Examples: thiosulfinates (R-SH), sulfides (H₂S, R-S-R'), sulfites, tin(II) salts, ascorbic acid, etc.

Problem: These substances can directly react with iodine (I₂) in KF reagent, consume iodine, and lead to an overestimation of the water value.

Strong oxidizing substances

Examples: peroxide (H₂O₂, ROOR), high-valent metal oxides (e.g. CrO₃, MnO₂), iodides, quinones, etc.

Problem: These substances can oxidize iodide (I⁻) in KF reagent to iodine (I₂), resulting in the generation of additional iodine before or during the titration, resulting in an early or unattainable endpoint of titration, resulting in low water value or unstable results.

Compounds that can react with components of the KF reagent

Aldehydes and ketones: Particularly low-grade aldehydes (such as formaldehyde) are prone to undergo condensation aldehyde reaction with methanol in KF reagent, releasing water molecules (RCHO + 2CH₃OH → RCH(OCH₃)₂ + H₂O), resulting in an overestimated moisture content. Ketones may also exhibit similar but weaker reactions.

L活泼硅烷/siloxane: may release hydrogen or react with reagents.

Metal hydroxide/oxide: such as quicklime (CaO), caustic alkali (NaOH, KOH), which react with water or absorb water/CO₂ themselves, are difficult to treat and may interfere with the reaction.

A compound that produces water

Examples: carboxylic anhydride (RCO) ₂O + H ₂O → 2RCOOH), reaction of strong acid with alcohol (esterification), certain condensation reactions.

Problem: These compounds slowly react with water or with each other in the KF reagent environment to form water, resulting in a time-dependent increase in moisture value and unreliable results.

Insoluble sample or reactive solid

Examples: some metals, metal oxides, carbonates, desiccants, etc.
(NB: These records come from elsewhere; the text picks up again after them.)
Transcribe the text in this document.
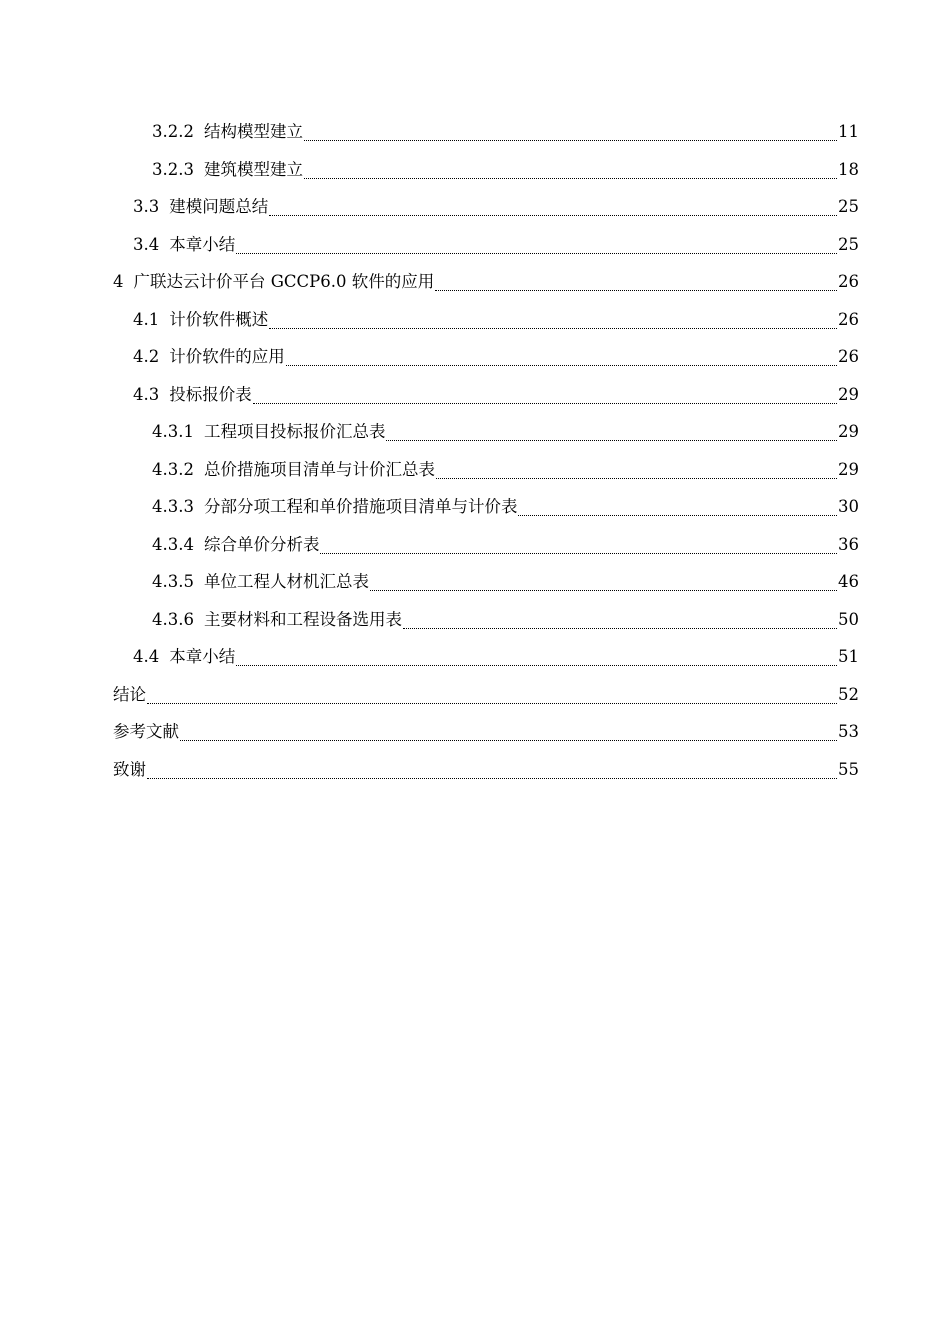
3.2.2 结构模型建立	11
3.2.3 建筑模型建立	18
3.3 建模问题总结	25
3.4 本章小结	25
4 广联达云计价平台 GCCP6.0 软件的应用	26
4.1 计价软件概述	26
4.2 计价软件的应用	26
4.3 投标报价表	29
4.3.1 工程项目投标报价汇总表	29
4.3.2 总价措施项目清单与计价汇总表	29
4.3.3 分部分项工程和单价措施项目清单与计价表	30
4.3.4 综合单价分析表	36
4.3.5 单位工程人材机汇总表	46
4.3.6 主要材料和工程设备选用表	50
4.4 本章小结	51
结论	52
参考文献	53
致谢	55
Problem: Water may be wrapped up and difficult to release completely; the solid surface may have a side reaction with the reagent (e.g., carbonate reacts with acid to produce CO₂, which may interfere with the endpoint detection).
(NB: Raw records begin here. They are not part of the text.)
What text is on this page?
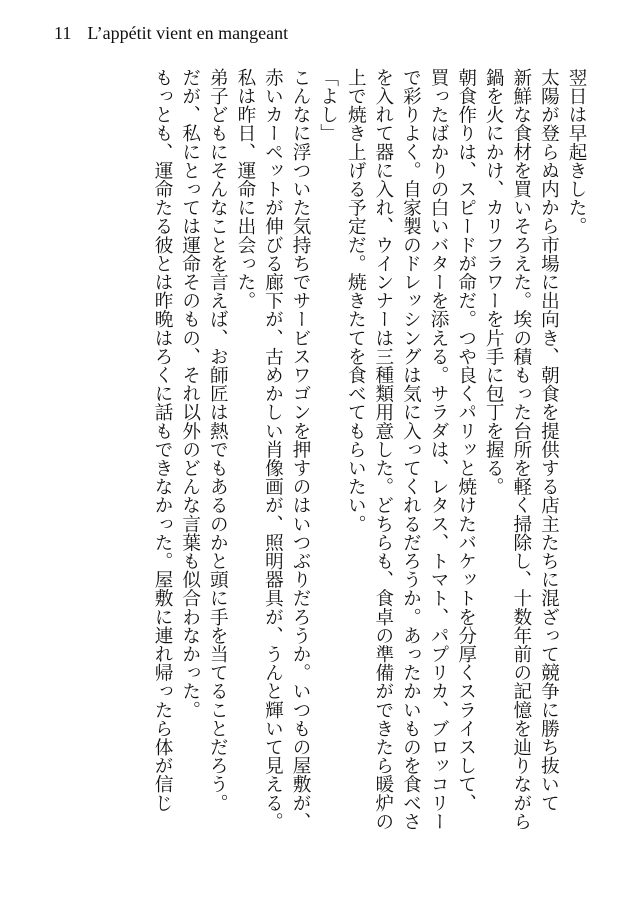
11 L’appétit vient en mangeant

翌日は早起きした。

太陽が登らぬ内から市場に出向き、朝食を提供する店主たちに混ざって競争に勝ち抜いて

新鮮な食材を買いそろえた。埃の積もった台所を軽く掃除し、十数年前の記憶を辿りながら

鍋を火にかけ、カリフラワーを片手に包丁を握る。

朝食作りは、スピードが命だ。つや良くパリッと焼けたバケットを分厚くスライスして、

買ったばかりの白いバターを添える。サラダは、レタス、トマト、パプリカ、ブロッコリー

で彩りよく。自家製のドレッシングは気に入ってくれるだろうか。あったかいものを食べさ

を入れて器に入れ、ウインナーは三種類用意した。どちらも、食卓の準備ができたら暖炉の

上で焼き上げる予定だ。焼きたてを食べてもらいたい。

「よし」

こんなに浮ついた気持ちでサービスワゴンを押すのはいつぶりだろうか。いつもの屋敷が、

赤いカーペットが伸びる廊下が、古めかしい肖像画が、照明器具が、うんと輝いて見える。

私は昨日、運命に出会った。

弟子どもにそんなことを言えば、お師匠は熱でもあるのかと頭に手を当てることだろう。

だが、私にとっては運命そのもの、それ以外のどんな言葉も似合わなかった。

もっとも、運命たる彼とは昨晩はろくに話もできなかった。屋敷に連れ帰ったら体が信じ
Compounds containing active metals

Examples: organometallic compounds (Grignard reagents, alkyl lithium, etc.).

Problem: extremely active, may react violently with any proton source in the reagent (including trace water, alcohol), even dangerous, and interfere seriously.

IV. CONCLUSION

As a boron-containing organic compound, the boron center with Lewis acidity of cliborol will complex with the Lewis base component (alcohol and alkali) in Karl Fischer reagent or induce side reactions, which will non-specifically consume iodine or change the reaction balance, resulting in significantly high water value measured by KF method.

The LOD method measures the total volatile loss, which may include water, solvent and decomposition products. The two methods have different principles and different interfering factors, so the results are different.

Although KF method is the standard for water determination, it has inherent limitations for many types of samples such as boron-containing compounds, strong oxidizing/reducing agents, aldehydes and ketones, and substances that can generate water. Therefore, sample compatibility must be considered when selecting the method.